"One important key to success is self-confidence. An important key to self-confidence is preparation." Arthur Ashe
Coming from the tennis legend, who fought racial tension - both on and off the court- and HIV/AIDS, his words echo the pertinence of self-confidence especially in a society where bloated egos run amok. It is common-knowledge that if you want to get somewhere in life you need to be confident of yourself and your abilities. Confident people exude passion, suave and are self-aware, no matter what the situation they are never nervous or skittish. But have you ever wondered how they are so sure of their skills? What is the secret behind their confident nature?
Here are five habits of confident people that you need to start incorporating:
"You yourself, as much as anyone in the entire universe deserve your love and affection."
Happiness is an important element of confidence as it marks you as self-content, which proportionately boost your belief in your ability. Confident people are satisfied about their accomplishments in life and they don't feel the need validation for their achievements.
The wherewithal to say a no, when required is another facility that confident folks possess. People who have difficulty saying 'no' to unwarranted commitments are more likely to run into trouble, than poised personalities who can put their foot down. They only agree to commitments they can fulfill and rather than submitting to the pressure of getting into the good books of others.

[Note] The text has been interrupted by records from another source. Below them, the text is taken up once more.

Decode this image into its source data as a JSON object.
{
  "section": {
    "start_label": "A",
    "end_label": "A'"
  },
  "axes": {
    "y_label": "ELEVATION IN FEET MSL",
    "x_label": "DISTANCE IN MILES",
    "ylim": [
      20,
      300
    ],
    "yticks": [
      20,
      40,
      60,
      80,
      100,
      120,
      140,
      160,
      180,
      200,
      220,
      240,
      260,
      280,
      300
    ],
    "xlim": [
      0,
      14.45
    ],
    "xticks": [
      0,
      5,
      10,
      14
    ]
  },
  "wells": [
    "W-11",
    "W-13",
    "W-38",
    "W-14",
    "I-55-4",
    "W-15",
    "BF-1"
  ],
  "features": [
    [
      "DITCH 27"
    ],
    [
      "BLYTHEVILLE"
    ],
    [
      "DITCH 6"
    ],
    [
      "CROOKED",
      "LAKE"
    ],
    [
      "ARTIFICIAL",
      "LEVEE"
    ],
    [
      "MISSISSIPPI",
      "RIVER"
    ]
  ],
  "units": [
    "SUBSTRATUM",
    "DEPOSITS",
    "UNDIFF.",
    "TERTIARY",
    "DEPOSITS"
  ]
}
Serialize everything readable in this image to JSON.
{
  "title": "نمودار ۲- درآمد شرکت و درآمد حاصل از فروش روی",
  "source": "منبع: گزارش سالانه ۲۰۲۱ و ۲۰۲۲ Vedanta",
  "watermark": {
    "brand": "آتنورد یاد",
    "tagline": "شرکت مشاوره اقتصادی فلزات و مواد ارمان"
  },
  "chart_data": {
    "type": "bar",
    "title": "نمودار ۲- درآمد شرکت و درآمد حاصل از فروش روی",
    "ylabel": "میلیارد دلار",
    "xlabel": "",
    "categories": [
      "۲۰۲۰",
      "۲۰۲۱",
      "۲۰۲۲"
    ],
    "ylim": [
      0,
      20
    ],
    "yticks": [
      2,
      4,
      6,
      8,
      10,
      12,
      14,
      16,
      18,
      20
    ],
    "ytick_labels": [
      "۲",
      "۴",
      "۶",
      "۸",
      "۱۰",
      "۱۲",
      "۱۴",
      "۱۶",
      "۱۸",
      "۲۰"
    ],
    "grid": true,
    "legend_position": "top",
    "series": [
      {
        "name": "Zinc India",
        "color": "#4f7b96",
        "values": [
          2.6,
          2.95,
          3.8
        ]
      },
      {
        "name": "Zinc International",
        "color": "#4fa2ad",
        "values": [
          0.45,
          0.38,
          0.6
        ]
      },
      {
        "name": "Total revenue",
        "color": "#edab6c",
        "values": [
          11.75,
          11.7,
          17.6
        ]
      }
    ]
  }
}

Level-headedness nurtures the capacity to be a good judge of character, while keeping at bay the negative tendency of being judgmental. Confident people know that everyone has their own unique abilities. They never yield to humiliate their subordinates in order to feel good about themselves. They understand that comparing themselves to everyone around them is unhealthy behavior. Therefore, when they meet new people, they don't waste time sizing others up to see if they are better than them.
Confident people are amazing to talk to because they are great listeners. Instead of constantly trying to show-off their vast resources of knowledge and gain the upper-hand in a conversation, they actually pay attention to what others have to add. This is because they don't feel the need to prove their worth with every conversation and they recognize that if they listen intently, they might gain something out of the exchange.
Attention-seeking is the trait of the egoistic. Confident people never crave for attention as they understand that being yourself is far more important than trying to prove your worth. If they are ever lavished with attention for their accomplishments, they shift the focus on others because they draw their self-worth from within.
Practice the above mentioned habits to become a more confident person. As Marcus Garvey once said, "With confidence, you have won before you have started".